Is there any gotcha that I am clearly missing to account for? Is there any other reason why state is not preserved across EventTimeTumblingWindows for a processWindowFunction that uses a MapState defined as follows:
private MapState<UserDefinedEnum, Boolean> activeSessionStore;
@Override
public void open(Configuration parameters) throws Exception {
activeSessionStore = getRuntimeContext().getMapState(new MapStateDescriptor<IUEventType, Boolean>(
"name", UserDefinedEnum.class, Boolean.class));
}
Here's the actual class with bloat removed and as per @David's and @ShemTov's suggestions:
public class IUFeatureStateCombiner extends ProcessWindowFunction<IUSessionMessage, IUSessionMessage, IUMonitorFeatureKey, TimeWindow> {
private final static MapStateDescriptor<IUEventType, Boolean> desc = new MapStateDescriptor<IUEventType, Boolean>(
"store", IUEventType.class, Boolean.class);
private final Logger LOGGER = LoggerFactory.getLogger(IUFeatureStateCombiner.class);
@Override
public void process(IUMonitorFeatureKey iuMonitorFeatureKey, Context context, Iterable<IUSessionMessage> elements, Collector<IUSessionMessage> out) throws Exception {
...
MapState<IUEventType, Boolean> activeSessionStore = context.globalState().getMapState(desc);
Iterable<Entry<IUEventType, Boolean>> lastFeatureStates = activeSessionStore.entries(); // <-------- This returns an empty iterable
// even though I populated activeSessionStore with some values in the previous invocation of process()

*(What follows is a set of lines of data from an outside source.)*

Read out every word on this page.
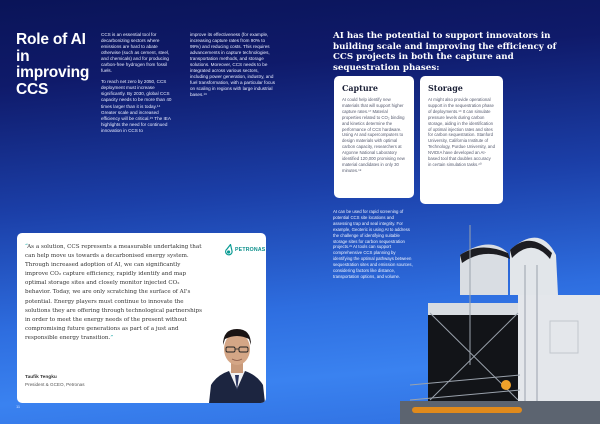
Role of AI
in improving
CCS

CCS is an essential tool for decarbonizing sectors where emissions are hard to abate otherwise (such as cement, steel, and chemicals) and for producing carbon-free hydrogen from fossil fuels.

To reach net zero by 2050, CCS deployment must increase significantly. By 2030, global CCS capacity needs to be more than 40 times larger than it is today.¹⁴ Greater scale and increased efficiency will be critical.¹⁵ The IEA highlights the need for continued innovation in CCS to

improve its effectiveness (for example, increasing capture rates from 90% to 99%) and reducing costs. This requires advancements in capture technologies, transportation methods, and storage solutions. Moreover, CCS needs to be integrated across various sectors, including power generation, industry, and fuel transformation, with a particular focus on scaling in regions with large industrial bases.¹⁶

AI has the potential to support innovators in building scale and improving the efficiency of CCS projects in both the capture and sequestration phases:
Capture
AI could help identify new materials that will support higher capture rates.¹⁷ Material properties related to CO₂ binding and kinetics determine the performance of CCS hardware. Using AI and supercomputers to design materials with optimal carbon capacity, researchers at Argonne National Laboratory identified 120,000 promising new material candidates in only 30 minutes.¹⁸
Storage
AI might also provide operational support in the sequestration phase of deployments.¹⁹ It can simulate pressure levels during carbon storage, aiding in the identification of optimal injection rates and sites for carbon sequestration. Stanford University, California Institute of Technology, Purdue University, and NVIDIA have developed an AI-based tool that doubles accuracy in certain simulation tasks.²⁰
AI can be used for rapid screening of potential CCS site locations and assessing trap and seal integrity. For example, Geoteric is using AI to address the challenge of identifying suitable storage sites for carbon sequestration projects.²¹ AI tools can support comprehensive CCS planning by identifying the optimal pathways between sequestration sites and emission sources, considering factors like distance, transportation options, and volume.
“As a solution, CCS represents a measurable undertaking that can help move us towards a decarbonised energy system. Through increased adoption of AI, we can significantly improve CO₂ capture efficiency, rapidly identify and map optimal storage sites and closely monitor injected CO₂ behavior. Today, we are only scratching the surface of AI's potential. Energy players must continue to innovate the solutions they are offering through technological partnerships in order to meet the energy needs of the present without compromising future generations as part of a just and responsible energy transition.”
PETRONAS
Taufik Tengku
President & GCEO, Petronas
11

... do something based on lastFeatureStates....
activeSessionStore.put(...);
}
@Override
public void clear(Context context) throws Exception {
context.globalState().getMapState(desc).clear();
}
}
And I invoke it using :
inputStream.keyBy(IUSessionMessage::getMonitorFeatureKey).
window(TumblingEventTimeWindows.of(Time.milliseconds(1000L))).
process(new IUFeatureStateCombiner())
This still has the problem, I get an empty iterable in the second invocation of process() even though I populated the state in the previous invocation.
Edit: Problem solved, the clear() method should not be invoked since this is a global state.